Hi. I have been working in my job for 3 weeks and want to leave to join a competitor. My contract has a 6 month non compete clause. Is this an enforcable clause?
Submitted: 2 years ago.
Category: Employment Law
Expert:  Ben Jones replied 2 years ago.

Ben Jones :

Hello, my name is Ben and it is my pleasure to assist you with your question today.

Ben Jones :

What do you hope to achieve please?

JACUSTOMER-2axew25g- :

I just want some certainty about whether I can leave my job without facing a law suit

Ben Jones :

OK, thank you, please leave this with me - I will look into this for you, get my response ready and get back to you on here. No need to wait around and you will get an email when I have responded, thank you

JACUSTOMER-2axew25g- :

ok thanks

Ben Jones :

Thanks for your patience. Post-termination restrictive covenants are a rather common occurrence in employment relationships. An employer would want to protect their business from a departing employee's knowledge, business connections, influence over remaining staff, etc. However, a covenant that restricts an employee's post-termination activities will be automatically unenforceable for being in restraint of trade, unless the employer can show that it was there to protect a legitimate business interest and did so in a reasonable way.

Legitimate business interests (LBIs) are commonly accepted to include:

  • Goodwill (including supplier and customer connections)
  • Trade secrets and confidential information
  • Stability of the workforce

An employer cannot apply a restrictive covenant just to stop someone competing with their business, but it can seek to stop that person using or damaging their LBIs by using a reasonably drafted covenant.
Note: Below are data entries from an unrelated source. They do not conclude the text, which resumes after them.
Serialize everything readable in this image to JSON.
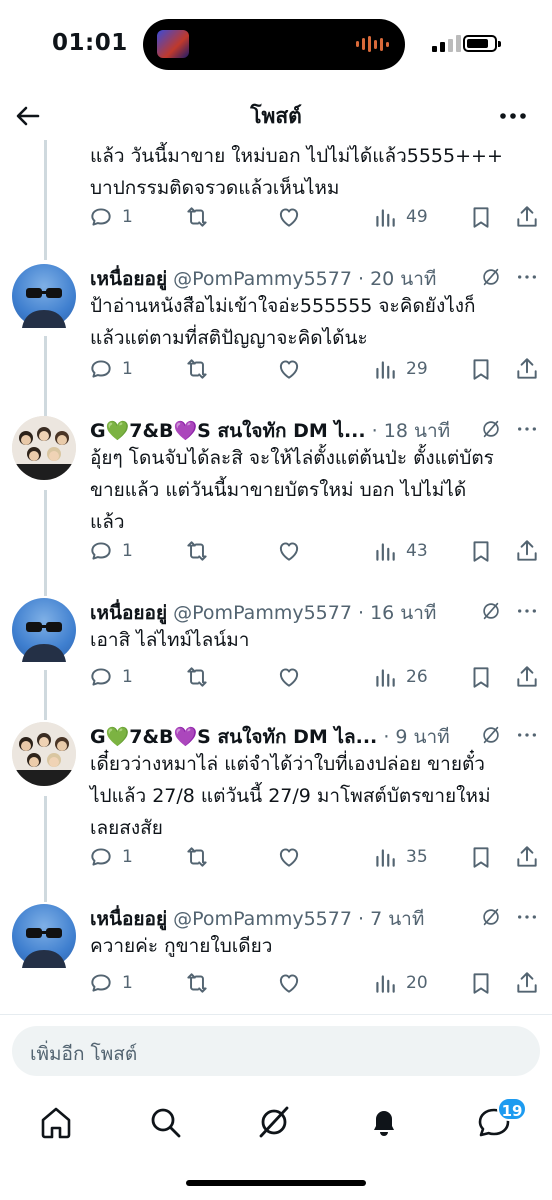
{
  "status_bar": {
    "time": "01:01"
  },
  "header": {
    "title": "โพสต์"
  },
  "top_post": {
    "text": "แล้ว วันนี้มาขาย ใหม่บอก ไปไม่ได้แล้ว5555+++\nบาปกรรมติดจรวดแล้วเห็นไหม",
    "replies": "1",
    "views": "49"
  },
  "posts": [
    {
      "name": "เหนื่อยอยู่",
      "handle": "@PomPammy5577",
      "time": "· 20 นาที",
      "text": "ป้าอ่านหนังสือไม่เข้าใจอ่ะ555555 จะคิดยังไงก็\nแล้วแต่ตามที่สติปัญญาจะคิดได้นะ",
      "replies": "1",
      "views": "29"
    },
    {
      "name": "G💚7&B💜S สนใจทัก DM ไ...",
      "handle": "",
      "time": "· 18 นาที",
      "text": "อุ้ยๆ โดนจับได้ละสิ จะให้ไล่ตั้งแต่ต้นป่ะ ตั้งแต่บัตร\nขายแล้ว แต่วันนี้มาขายบัตรใหม่ บอก ไปไม่ได้\nแล้ว",
      "replies": "1",
      "views": "43"
    },
    {
      "name": "เหนื่อยอยู่",
      "handle": "@PomPammy5577",
      "time": "· 16 นาที",
      "text": "เอาสิ ไล่ไทม์ไลน์มา",
      "replies": "1",
      "views": "26"
    },
    {
      "name": "G💚7&B💜S สนใจทัก DM ไล...",
      "handle": "",
      "time": "· 9 นาที",
      "text": "เดี๋ยวว่างหมาไล่ แต่จำได้ว่าใบที่เองปล่อย ขายตั๋ว\nไปแล้ว 27/8 แต่วันนี้ 27/9 มาโพสต์บัตรขายใหม่\nเลยสงสัย",
      "replies": "1",
      "views": "35"
    },
    {
      "name": "เหนื่อยอยู่",
      "handle": "@PomPammy5577",
      "time": "· 7 นาที",
      "text": "ควายค่ะ กูขายใบเดียว",
      "replies": "1",
      "views": "20"
    }
  ],
  "composer": {
    "placeholder": "เพิ่มอีก โพสต์"
  },
  "tabbar": {
    "messages_badge": "19"
  },
  "colors": {
    "accent": "#1d9bf0",
    "muted": "#536471",
    "thread_line": "#cfd9de"
  }
}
There are a few different types of restrictive covenants that can be applied, these being:

Non-competition covenants prevent an employee from working with a competing business or setting up to work in competition with their ex-employer. Such general restrictions are seen as a restraint of trade and will be difficult to enforce. They will only be seen as reasonable if in the process of working in competition, the employee uses trade secrets or sensitive confidential information belonging to their ex-employer, or their influence over clients is so great that such a restriction is necessary. The length of the restriction and its geographical coverage will also be relevant.

Whilst restrictive covenants are mainly used as a scare tactic by employers, if an employee has acted in breach of a covenant and the employer is intent on pursuing the matter further they can do so. The following are potential outcomes if the employer takes legal action:

  • Obtain an interim injunction preventing the employee from doing certain things that would make them in breach of the restrictive covenant
  • Seek compensation for damages that have directly resulted from the breach of the covenants

As you can see there are no hard and fast rules on restrictive covenants. Whether a specific restriction is enforceable will always depend on the individual circumstances, the interest being protected and whether it has been reasonably drafted. The above principles are what the courts will consider when deciding whether a restriction is going to be legally enforceable. It should give you a good idea of what to look for in your situation and decide what the chances of this being pursued further are.

Ben Jones :

Please let me know if this has answered your original question or if you need me to clarify anything else for you in relation to this?